A senior person who clearly knows the work won’t commit. Won’t put a recommendation on the table and drive it to conclusion. Every answer is a summary of options. Every decision comes with an escape hatch.

The easy diagnosis is confidence. They need to grow into the role.

That diagnosis is wrong. And acting on it makes things worse.

Talk to them one on one and the conviction is right there. They know what they’d do, and they can walk you through the reasoning without hesitating.

What they won’t do is say it out loud in the room where it matters.

At some point this person learned that committing to a position was costly. A stakeholder relitigated the decision until it reversed. A leader stepped in and overrode the call without explanation. Being right wasn’t enough protection against being challenged, and avoiding the challenge became the rational play.

Over time, not committing just became the safer move. Nobody decided that. It’s simply what the environment selected for.

The environment got there first. And now you’re looking at the result.

Encouragement doesn’t move this. Telling someone they’re capable doesn’t change the risk calculus they’re running. They know they’re capable. That’s not the question they’re asking.

The question they’re asking, even if they’d never put it this way, is: what happens after I commit?

If the answer is still “someone relitigates it” or “a leader overrides it without engaging the reasoning,” the new behavior won’t hold. They’ll perform confidence in the room with you and retreat to non-commitment everywhere else. Because the environment hasn’t changed.

A manager who understands what’s actually happening stops trying to develop her people in the conventional sense. Her real job is to change the conditions, not the people.

Backing a recommendation publicly, even when she might have gone a different direction herself. Not because her people need cheerleading, but because they need to see that a commitment made in her presence doesn’t get immediately undermined.

Managing up in a way her team can see. When a stakeholder relitigates a decision without new information, she names it. “We made that call. If there’s new information that changes the picture, let’s look at it. If not, we’re holding the decision.” That’s not just stakeholder management. It’s demonstrating that the environment they’re standing in is different from the one that shaped them.

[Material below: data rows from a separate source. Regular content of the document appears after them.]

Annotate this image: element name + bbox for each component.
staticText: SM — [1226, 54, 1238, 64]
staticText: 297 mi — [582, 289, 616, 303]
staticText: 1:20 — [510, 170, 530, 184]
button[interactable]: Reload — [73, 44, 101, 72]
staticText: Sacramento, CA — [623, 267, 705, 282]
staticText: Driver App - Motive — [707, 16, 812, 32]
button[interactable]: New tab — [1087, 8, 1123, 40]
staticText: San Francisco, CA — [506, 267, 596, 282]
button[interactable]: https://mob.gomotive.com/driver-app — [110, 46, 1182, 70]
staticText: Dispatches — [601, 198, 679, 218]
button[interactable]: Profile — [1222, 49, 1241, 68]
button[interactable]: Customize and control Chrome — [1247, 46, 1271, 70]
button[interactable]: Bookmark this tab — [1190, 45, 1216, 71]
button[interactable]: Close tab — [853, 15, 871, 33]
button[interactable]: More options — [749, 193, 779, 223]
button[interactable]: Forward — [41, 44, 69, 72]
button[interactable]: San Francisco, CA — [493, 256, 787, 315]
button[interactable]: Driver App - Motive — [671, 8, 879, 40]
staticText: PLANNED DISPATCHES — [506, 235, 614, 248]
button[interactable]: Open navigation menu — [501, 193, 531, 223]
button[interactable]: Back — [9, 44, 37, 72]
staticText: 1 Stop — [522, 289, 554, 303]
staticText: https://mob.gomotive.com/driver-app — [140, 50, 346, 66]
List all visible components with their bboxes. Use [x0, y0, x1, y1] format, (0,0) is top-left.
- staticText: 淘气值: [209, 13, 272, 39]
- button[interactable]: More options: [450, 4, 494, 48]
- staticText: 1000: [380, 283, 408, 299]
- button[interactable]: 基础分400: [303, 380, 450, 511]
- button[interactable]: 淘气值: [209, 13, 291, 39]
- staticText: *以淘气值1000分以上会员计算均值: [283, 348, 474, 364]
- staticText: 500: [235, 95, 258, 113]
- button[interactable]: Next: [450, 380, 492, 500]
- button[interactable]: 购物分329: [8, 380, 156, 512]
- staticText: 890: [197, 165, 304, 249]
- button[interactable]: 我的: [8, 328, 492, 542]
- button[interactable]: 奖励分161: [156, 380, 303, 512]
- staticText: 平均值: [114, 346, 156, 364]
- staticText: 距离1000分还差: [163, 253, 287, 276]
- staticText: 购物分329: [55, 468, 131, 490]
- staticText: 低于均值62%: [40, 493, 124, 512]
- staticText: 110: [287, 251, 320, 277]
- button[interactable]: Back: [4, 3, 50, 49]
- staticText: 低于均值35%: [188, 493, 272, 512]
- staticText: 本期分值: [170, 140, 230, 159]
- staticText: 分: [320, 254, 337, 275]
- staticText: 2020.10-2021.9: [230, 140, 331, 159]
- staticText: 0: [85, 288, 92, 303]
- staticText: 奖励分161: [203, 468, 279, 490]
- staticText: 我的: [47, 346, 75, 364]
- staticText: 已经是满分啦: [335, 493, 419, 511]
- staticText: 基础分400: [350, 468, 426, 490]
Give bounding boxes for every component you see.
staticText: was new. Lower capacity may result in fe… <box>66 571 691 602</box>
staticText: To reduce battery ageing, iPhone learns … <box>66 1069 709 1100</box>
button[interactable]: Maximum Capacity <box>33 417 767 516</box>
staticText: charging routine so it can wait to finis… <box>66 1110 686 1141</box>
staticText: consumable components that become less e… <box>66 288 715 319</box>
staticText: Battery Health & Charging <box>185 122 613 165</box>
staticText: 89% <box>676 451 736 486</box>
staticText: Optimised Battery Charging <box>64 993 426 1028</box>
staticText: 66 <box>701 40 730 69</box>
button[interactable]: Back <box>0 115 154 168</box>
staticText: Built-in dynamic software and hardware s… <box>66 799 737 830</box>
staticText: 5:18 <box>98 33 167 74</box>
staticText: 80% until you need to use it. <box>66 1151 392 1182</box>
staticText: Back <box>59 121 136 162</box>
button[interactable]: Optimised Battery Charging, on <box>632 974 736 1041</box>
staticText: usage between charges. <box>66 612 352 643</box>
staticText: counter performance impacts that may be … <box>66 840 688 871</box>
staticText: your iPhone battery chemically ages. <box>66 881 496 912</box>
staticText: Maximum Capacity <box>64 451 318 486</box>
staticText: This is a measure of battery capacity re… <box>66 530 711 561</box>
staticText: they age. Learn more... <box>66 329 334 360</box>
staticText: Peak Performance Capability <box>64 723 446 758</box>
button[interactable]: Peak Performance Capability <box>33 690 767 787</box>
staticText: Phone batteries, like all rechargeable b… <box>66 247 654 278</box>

And distinguishing, explicitly in conversation, between updating a position because of new evidence and reversing it because someone important pushed back. The first is good practice. The second is the pattern to break. Senior people can see themselves clearly when someone gives them the language and the safety to do it.

There’s a moment where a manager stops seeing this as a personal characteristic and starts seeing it as something the environment produced. That shift matters more than any technique.

If it’s personal, you’re trying to fix a person. If it’s environmental, you’re trying to change an experience. The second is harder in the short term and far more likely to actually work.

The people worth developing are usually the ones carrying something the organization handed them. Your job isn’t to take it away. It’s to make it safe enough to put down.